Zvonko Monsider

Personal information
- Full name: Zvonimir Monsider
- Date of birth: 11 May 1920
- Place of birth: Zagreb, Kingdom of Serbs, Croats and Slovenes
- Date of death: 16 March 1997 (aged 77)
- Place of death: Crystal River, Florida, U.S.
- Position: Goalkeeper

Senior career*
- Years: Team / Apps / (Gls)
- 1938–1939: Ferraria Zagreb
- 1939–1945: Concordia
- 1945–1948: Dinamo Zagreb / 45 / (0)
- 1948-1949: Lazio / 0 / (0)
- 1949: → Padova (loan) / 7 / (0)
- 1950: Hungaria Roma
- 1951–1952: Deportivo Samarios

International career
- 1942–1943: Independent State of Croatia / 6 / (0)
- 1946–1947: Yugoslavia / 7 / (0)

Managerial career
- 1953–1955: Sabadell
- 1956–1957: Barakaldo
- 1957: Sants
- 1957–1958: Terrassa
- 1958–1959: L'Hospitalet

= Zvonko Monsider =

Croatian footballer

Zvonko Monsider was a Croatian football goalkeeper.
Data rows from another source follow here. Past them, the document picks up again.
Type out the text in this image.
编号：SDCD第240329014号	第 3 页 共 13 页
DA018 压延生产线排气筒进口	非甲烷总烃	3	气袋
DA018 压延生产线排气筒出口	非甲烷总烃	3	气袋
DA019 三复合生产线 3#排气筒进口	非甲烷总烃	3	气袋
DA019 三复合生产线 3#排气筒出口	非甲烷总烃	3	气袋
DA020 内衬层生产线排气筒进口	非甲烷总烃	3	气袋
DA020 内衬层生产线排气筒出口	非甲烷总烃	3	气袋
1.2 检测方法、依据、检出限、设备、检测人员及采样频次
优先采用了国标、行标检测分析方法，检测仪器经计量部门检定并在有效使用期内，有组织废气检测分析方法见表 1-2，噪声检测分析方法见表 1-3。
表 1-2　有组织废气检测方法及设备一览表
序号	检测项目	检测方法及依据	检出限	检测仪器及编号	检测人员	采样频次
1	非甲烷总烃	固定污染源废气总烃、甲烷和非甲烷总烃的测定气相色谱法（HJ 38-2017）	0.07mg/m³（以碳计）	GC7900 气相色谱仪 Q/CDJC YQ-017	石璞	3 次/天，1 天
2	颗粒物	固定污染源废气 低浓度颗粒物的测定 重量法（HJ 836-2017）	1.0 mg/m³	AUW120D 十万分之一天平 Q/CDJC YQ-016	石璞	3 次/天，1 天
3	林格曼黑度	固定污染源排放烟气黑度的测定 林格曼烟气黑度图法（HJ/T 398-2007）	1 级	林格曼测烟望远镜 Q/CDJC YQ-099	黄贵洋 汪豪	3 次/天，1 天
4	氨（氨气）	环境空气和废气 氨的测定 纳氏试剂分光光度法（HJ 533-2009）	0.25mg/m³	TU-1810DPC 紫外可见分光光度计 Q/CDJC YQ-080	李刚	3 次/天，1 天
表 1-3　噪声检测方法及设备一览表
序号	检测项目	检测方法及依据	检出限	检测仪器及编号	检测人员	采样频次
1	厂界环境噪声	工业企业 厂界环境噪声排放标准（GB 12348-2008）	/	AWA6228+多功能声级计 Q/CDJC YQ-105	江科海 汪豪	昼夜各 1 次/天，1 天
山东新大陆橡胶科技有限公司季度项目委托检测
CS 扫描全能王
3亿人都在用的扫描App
He played for both the Croatian and Yugoslavian national teams.

==Playing career==
===Club===
He started his career with Ferraria Zagreb before moving to Concordia Zagreb in 1939. He played with Concordia until the establishment of the new regime club Dinamo Zagreb. Monsider was one of three Concordia players to move to the new club (along with Vinko Golob and Slavko Beda).

===International===
He made his debut for the Independent State of Croatia, a World War II-era puppet state of Nazi Germany, in a June 1942 friendly match away against Slovakia and played 6 games for that team, scoring no goals. After the war he played for Yugoslavia, collecting another 7 caps and his final international was a September 1947 Balkan Cup match away against Albania.

==Managerial career==
He later became a manager with Sabadell, Barakaldo CF, UE Sants, Terrassa FC, CE L'Hospitalet.